What is the ratio of $2 trillion? someone else has $2 trillion and we we made 20 billion and we have this small little piece. So it's like when when Wall Street is 5% of Bitcoin, that means 95% of the two and a half trillion is not Wall Street.
When Wall Street is 10% of Bitcoin, Bitcoin will be at a million a coin. And that means there'll be nearly$20 trillion dollars of not Wall Street money that will be sitting everywhere else in the rest of the world in the rest of whatever, right? The energy, it's impossible for anybody to take over Bitcoin in a hostile way because the more aggressive you buy Bitcoin, the more you empower everybody else that disagrees with you.

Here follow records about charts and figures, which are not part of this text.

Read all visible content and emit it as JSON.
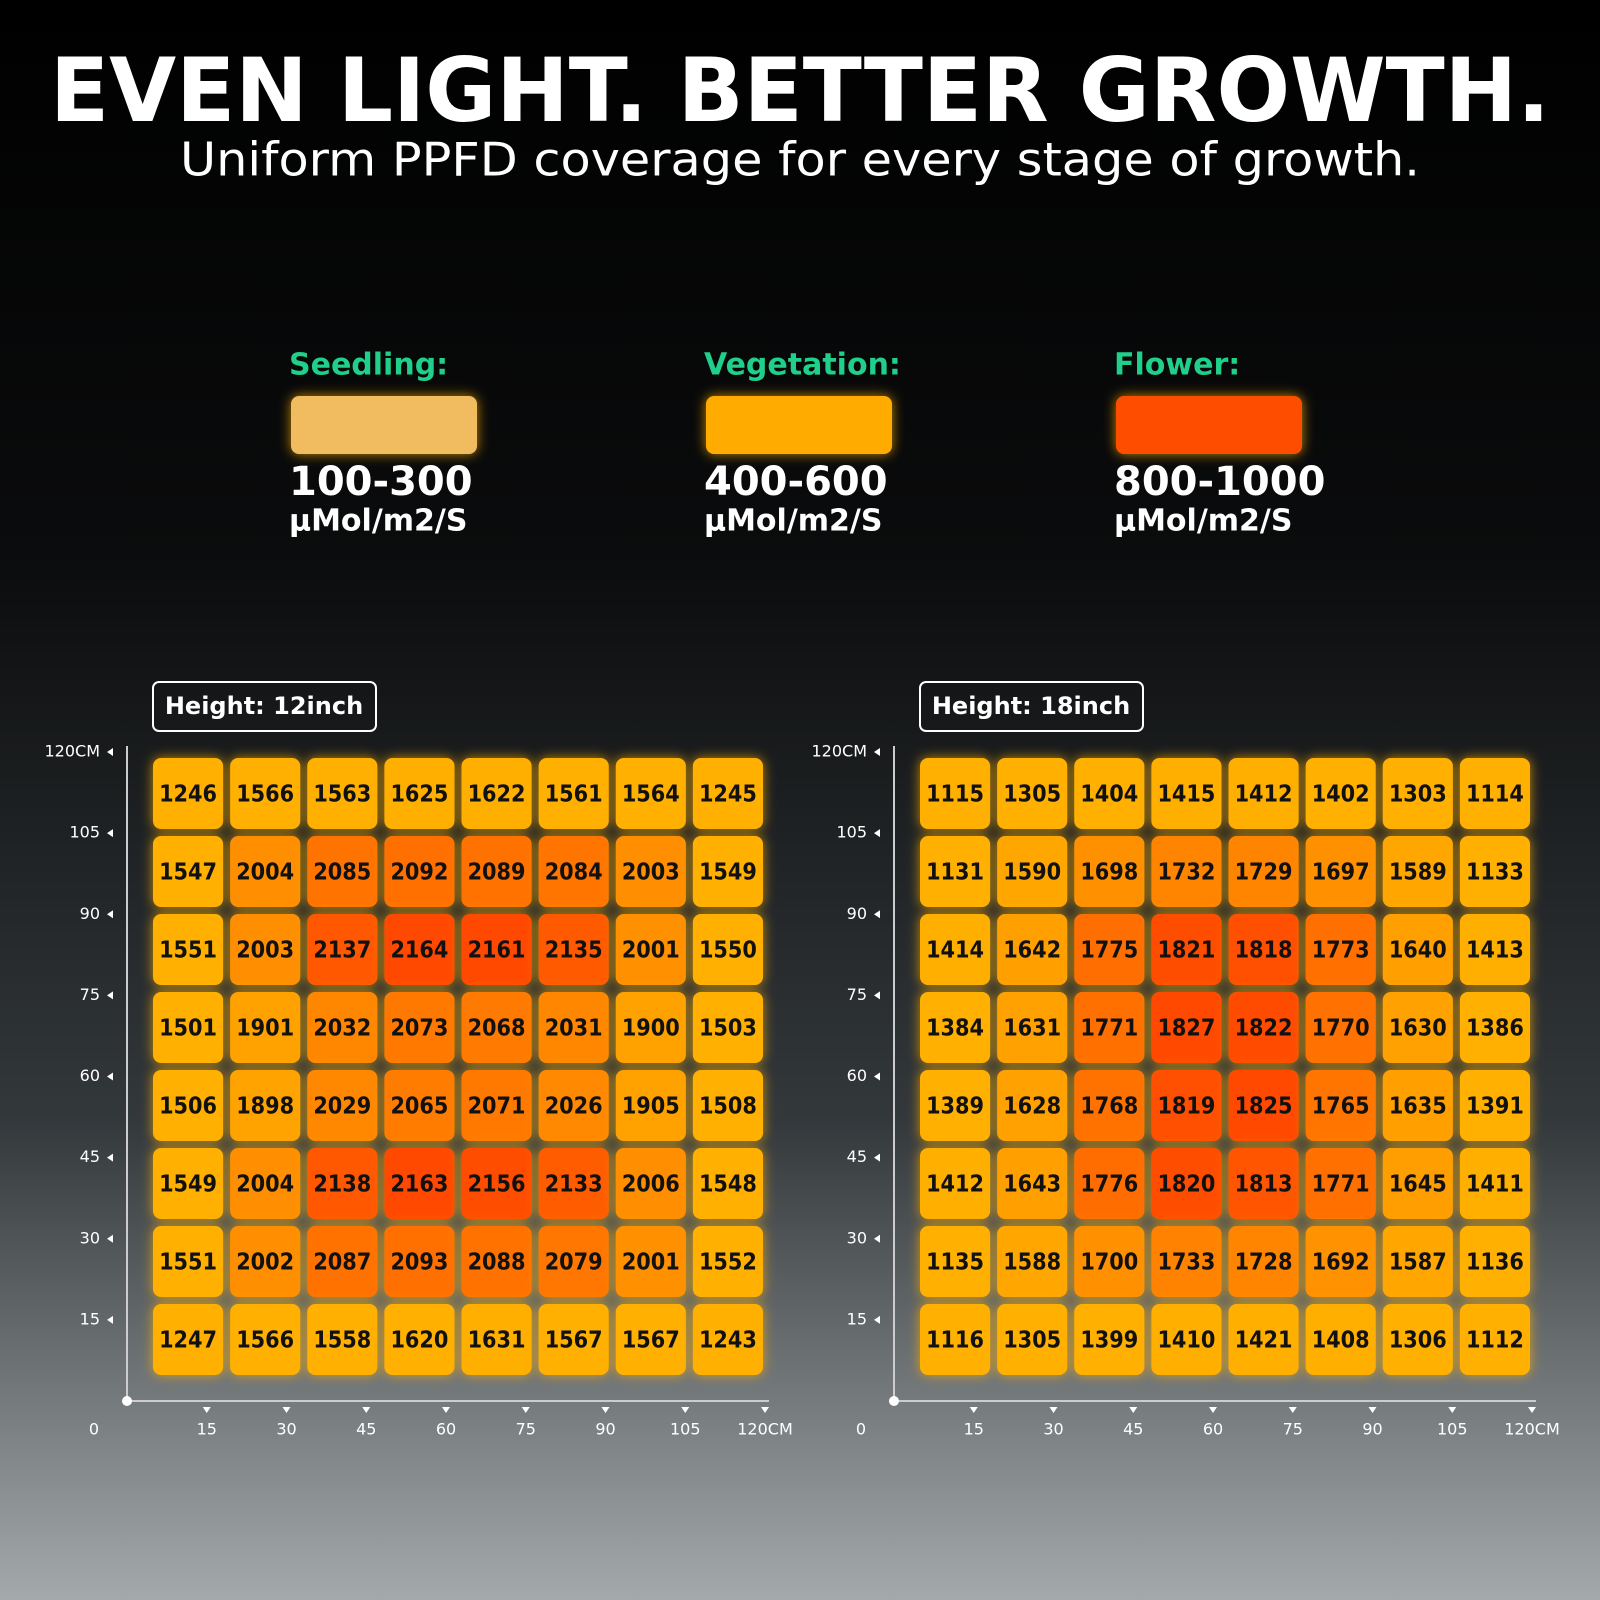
{
  "header": {
    "title": "EVEN LIGHT. BETTER GROWTH.",
    "subtitle": "Uniform PPFD coverage for every stage of growth."
  },
  "legend": [
    {
      "name": "Seedling:",
      "color": "#f0bc5e",
      "range": "100-300",
      "unit": "µMol/m2/S"
    },
    {
      "name": "Vegetation:",
      "color": "#ffab00",
      "range": "400-600",
      "unit": "µMol/m2/S"
    },
    {
      "name": "Flower:",
      "color": "#ff4e00",
      "range": "800-1000",
      "unit": "µMol/m2/S"
    }
  ],
  "chart_data": [
    {
      "type": "heatmap",
      "title": "Height: 12inch",
      "colorscale": [
        "#ffb000",
        "#ff4800"
      ],
      "xlim": [
        0,
        120
      ],
      "ylim": [
        0,
        120
      ],
      "xticks": [
        0,
        15,
        30,
        45,
        60,
        75,
        90,
        105,
        {
          "value": 120,
          "label": "120CM"
        }
      ],
      "yticks": [
        15,
        30,
        45,
        60,
        75,
        90,
        105,
        {
          "value": 120,
          "label": "120CM"
        }
      ],
      "values": [
        [
          1246,
          1566,
          1563,
          1625,
          1622,
          1561,
          1564,
          1245
        ],
        [
          1547,
          2004,
          2085,
          2092,
          2089,
          2084,
          2003,
          1549
        ],
        [
          1551,
          2003,
          2137,
          2164,
          2161,
          2135,
          2001,
          1550
        ],
        [
          1501,
          1901,
          2032,
          2073,
          2068,
          2031,
          1900,
          1503
        ],
        [
          1506,
          1898,
          2029,
          2065,
          2071,
          2026,
          1905,
          1508
        ],
        [
          1549,
          2004,
          2138,
          2163,
          2156,
          2133,
          2006,
          1548
        ],
        [
          1551,
          2002,
          2087,
          2093,
          2088,
          2079,
          2001,
          1552
        ],
        [
          1247,
          1566,
          1558,
          1620,
          1631,
          1567,
          1567,
          1243
        ]
      ]
    },
    {
      "type": "heatmap",
      "title": "Height: 18inch",
      "colorscale": [
        "#ffb000",
        "#ff4800"
      ],
      "xlim": [
        0,
        120
      ],
      "ylim": [
        0,
        120
      ],
      "xticks": [
        0,
        15,
        30,
        45,
        60,
        75,
        90,
        105,
        {
          "value": 120,
          "label": "120CM"
        }
      ],
      "yticks": [
        15,
        30,
        45,
        60,
        75,
        90,
        105,
        {
          "value": 120,
          "label": "120CM"
        }
      ],
      "values": [
        [
          1115,
          1305,
          1404,
          1415,
          1412,
          1402,
          1303,
          1114
        ],
        [
          1131,
          1590,
          1698,
          1732,
          1729,
          1697,
          1589,
          1133
        ],
        [
          1414,
          1642,
          1775,
          1821,
          1818,
          1773,
          1640,
          1413
        ],
        [
          1384,
          1631,
          1771,
          1827,
          1822,
          1770,
          1630,
          1386
        ],
        [
          1389,
          1628,
          1768,
          1819,
          1825,
          1765,
          1635,
          1391
        ],
        [
          1412,
          1643,
          1776,
          1820,
          1813,
          1771,
          1645,
          1411
        ],
        [
          1135,
          1588,
          1700,
          1733,
          1728,
          1692,
          1587,
          1136
        ],
        [
          1116,
          1305,
          1399,
          1410,
          1421,
          1408,
          1306,
          1112
        ]
      ]
    }
  ]
}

You see, like the harder I go, the more powerful everybody who took a different point of view becomes. And and so I refer to it, it's a perfect machine composed of imperfect components. And yeah, everybody, the world's full of people that hold Bitcoin or have Bitcoin in a country you don't like, in a method you don't like, doing things you don't like, but they're empowering you.
And the harder they go, the more they empower you. And so what happens is like what would happen if Berkshire Hathway decided they're going to buy a hundred billion dollars of Bitcoin tomorrow to all the rest of us, right? It's not hurting you.
It's helping you. What happens if they do the opposite? Right?
And so I think Bitcoin is a classic anti-fragile network and it's getting more stable. It's getting more uh conservative. It's getting more indestructible, more anti-fragile the more that it is embraced by any entity, whether you agree with their values or not.
They're all just strengthening the network against whoever is the next attacker. Amazing. All right.
Well, we are running out of time here, so we're going to wrap it up. Michael, thank you so much for being here with us. Thank you for your leadership.
Give Michael warm up. Thank you for your support.